One of the Wall Street chief executives participating in the meeting was Lloyd C, Blankfein of Goldman Sachs, Mr. Paulson’s former firm. Mr. Blankfein had particular reason for concern.
Although it was not widely known, Goldman, a Wall Street stalwart that had seemed immune to its rivals’ woes, was A.I.G.’s largest trading partner, according to six people close to the insurer who requested anonymity because of confidentiality agreements. A collapse of the insurer threatened to leave a hole of as much as $20 billion in Goldman’s side, several of these people said.
Days later, federal officials, who had let Lehman die and initially balked at tossing a lifeline to A.I.G., ended up bailing out the insurer for $85 billion.
Their message was simple: Lehman was expendable. But if A.I.G. unspooled, so could some of the mightiest enterprises in the world.
A Goldman spokesman said in an interview that the firm was never imperiled by A.I.G.’s troubles and that Mr. Blankfein participated in the Fed discussions to safeguard the entire financial system, not his firm’s own interests."
According to the WSJ live blog of the call which can be viewed here (http://blogs.wsj.com/deals/2009/03/20/live-blogging-the-goldman-sachs-aig-call/ ), a Goldman representative today said: "We [WSJ] ask if GS alerted the Treasury about the potential systemic risk in AIG’s fall.

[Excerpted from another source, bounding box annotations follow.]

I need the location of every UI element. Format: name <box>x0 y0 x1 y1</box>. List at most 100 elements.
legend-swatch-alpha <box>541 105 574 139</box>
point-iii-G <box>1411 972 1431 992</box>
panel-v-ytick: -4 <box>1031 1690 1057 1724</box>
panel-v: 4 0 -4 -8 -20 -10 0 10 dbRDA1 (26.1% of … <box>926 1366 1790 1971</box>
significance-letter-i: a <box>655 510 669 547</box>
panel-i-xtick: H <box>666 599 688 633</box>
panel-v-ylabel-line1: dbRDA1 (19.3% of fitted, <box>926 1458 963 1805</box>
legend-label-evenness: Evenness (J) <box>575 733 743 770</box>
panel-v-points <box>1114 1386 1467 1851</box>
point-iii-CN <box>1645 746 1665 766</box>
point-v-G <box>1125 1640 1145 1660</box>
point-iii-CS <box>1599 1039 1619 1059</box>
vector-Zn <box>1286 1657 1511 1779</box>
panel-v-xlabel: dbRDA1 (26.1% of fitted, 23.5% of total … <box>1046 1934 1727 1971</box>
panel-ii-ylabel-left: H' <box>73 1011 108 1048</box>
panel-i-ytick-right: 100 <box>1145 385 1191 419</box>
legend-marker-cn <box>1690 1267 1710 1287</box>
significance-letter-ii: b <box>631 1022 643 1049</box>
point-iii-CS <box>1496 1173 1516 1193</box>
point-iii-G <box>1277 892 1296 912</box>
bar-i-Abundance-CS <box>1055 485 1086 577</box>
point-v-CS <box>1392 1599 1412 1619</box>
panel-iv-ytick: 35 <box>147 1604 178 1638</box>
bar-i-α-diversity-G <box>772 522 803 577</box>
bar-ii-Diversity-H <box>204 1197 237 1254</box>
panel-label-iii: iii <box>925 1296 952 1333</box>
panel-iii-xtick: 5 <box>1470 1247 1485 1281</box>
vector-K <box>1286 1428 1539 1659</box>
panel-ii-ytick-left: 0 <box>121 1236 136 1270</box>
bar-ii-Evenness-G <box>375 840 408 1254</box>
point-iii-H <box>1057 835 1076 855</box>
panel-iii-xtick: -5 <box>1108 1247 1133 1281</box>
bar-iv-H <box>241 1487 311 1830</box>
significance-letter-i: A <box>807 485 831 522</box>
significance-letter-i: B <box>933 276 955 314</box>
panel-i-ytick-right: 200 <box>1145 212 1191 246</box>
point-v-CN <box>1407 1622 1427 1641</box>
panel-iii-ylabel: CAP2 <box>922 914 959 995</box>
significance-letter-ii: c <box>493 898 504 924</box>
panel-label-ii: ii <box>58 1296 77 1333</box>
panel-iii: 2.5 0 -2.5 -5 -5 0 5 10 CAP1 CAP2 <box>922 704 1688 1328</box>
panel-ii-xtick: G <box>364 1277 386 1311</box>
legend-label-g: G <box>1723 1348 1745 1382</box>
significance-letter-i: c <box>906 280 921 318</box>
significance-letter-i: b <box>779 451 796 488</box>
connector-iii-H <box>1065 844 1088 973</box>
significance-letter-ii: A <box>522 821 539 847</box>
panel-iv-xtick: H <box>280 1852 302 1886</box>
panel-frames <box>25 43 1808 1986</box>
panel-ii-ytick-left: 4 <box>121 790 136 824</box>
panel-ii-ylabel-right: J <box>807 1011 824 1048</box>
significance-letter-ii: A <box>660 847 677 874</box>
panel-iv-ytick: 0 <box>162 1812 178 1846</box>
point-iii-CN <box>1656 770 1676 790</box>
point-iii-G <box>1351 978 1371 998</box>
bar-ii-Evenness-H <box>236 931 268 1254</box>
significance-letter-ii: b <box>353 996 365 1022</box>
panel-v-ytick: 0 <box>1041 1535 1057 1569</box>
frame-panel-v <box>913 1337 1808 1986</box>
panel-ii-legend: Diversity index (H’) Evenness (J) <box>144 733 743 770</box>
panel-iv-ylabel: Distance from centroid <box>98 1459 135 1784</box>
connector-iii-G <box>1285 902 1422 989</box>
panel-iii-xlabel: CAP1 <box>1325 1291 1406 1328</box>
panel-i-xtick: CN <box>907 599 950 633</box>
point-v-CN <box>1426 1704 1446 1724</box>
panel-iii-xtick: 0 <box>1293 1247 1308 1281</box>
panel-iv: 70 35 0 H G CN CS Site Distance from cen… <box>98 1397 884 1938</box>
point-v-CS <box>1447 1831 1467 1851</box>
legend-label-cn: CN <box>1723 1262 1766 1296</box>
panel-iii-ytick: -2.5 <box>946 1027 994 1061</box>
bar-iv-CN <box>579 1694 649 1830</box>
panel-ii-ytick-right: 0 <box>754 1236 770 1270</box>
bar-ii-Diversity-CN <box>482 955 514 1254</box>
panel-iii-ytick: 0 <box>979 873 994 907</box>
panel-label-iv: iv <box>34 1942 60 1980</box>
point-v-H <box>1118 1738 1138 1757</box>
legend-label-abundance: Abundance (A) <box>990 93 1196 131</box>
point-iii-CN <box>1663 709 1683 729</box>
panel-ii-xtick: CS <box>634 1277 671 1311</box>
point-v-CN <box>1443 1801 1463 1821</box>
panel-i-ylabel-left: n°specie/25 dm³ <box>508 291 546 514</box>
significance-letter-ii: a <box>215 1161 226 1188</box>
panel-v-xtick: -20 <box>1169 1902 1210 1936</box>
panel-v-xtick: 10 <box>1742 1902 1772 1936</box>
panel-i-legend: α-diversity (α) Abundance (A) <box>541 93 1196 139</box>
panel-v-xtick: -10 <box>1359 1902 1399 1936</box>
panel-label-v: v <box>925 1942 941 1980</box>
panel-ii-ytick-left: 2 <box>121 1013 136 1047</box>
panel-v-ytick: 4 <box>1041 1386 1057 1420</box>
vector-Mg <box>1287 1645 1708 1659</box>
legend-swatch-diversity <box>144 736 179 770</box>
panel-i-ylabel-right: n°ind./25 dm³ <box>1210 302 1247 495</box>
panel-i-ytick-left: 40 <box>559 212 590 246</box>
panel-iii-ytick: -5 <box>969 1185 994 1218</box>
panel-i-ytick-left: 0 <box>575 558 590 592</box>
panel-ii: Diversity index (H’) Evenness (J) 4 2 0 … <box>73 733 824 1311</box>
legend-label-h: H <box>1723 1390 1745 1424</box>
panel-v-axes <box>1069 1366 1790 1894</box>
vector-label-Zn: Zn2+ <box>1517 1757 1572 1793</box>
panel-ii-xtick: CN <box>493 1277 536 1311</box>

There were no meetings between Lloyd and Hank Paulson. Alerting people — we meet with our regulators regularly, and all through our big exposures, and our regulators were posted."
First off, this is inconsistent with what Morgenson was told last Fall. Morgenson is not a sloppy reporter. Second, I don't believe that Blankfein, who was apparently Paulsen's youger protege at Goldman, did not have any conversations about the big picture with his former boss. I just don't believe it.
Perhaps Barney Rubble and his cadre of Capital Hill financial experts should subpeona Blankfein and Paulsen to find out exactly what conversations occurred and when.
Why I am harping about this. Well the problem our beloved financial system is facing is a crisis of confidence first and foremost. The cronyism that allowed Goldman to avoid destruction last September is one of the many imperfections that will have to be exorcised before anyone (but Wall Street itself) will once again believe that Wall Street is something other than a rigged game.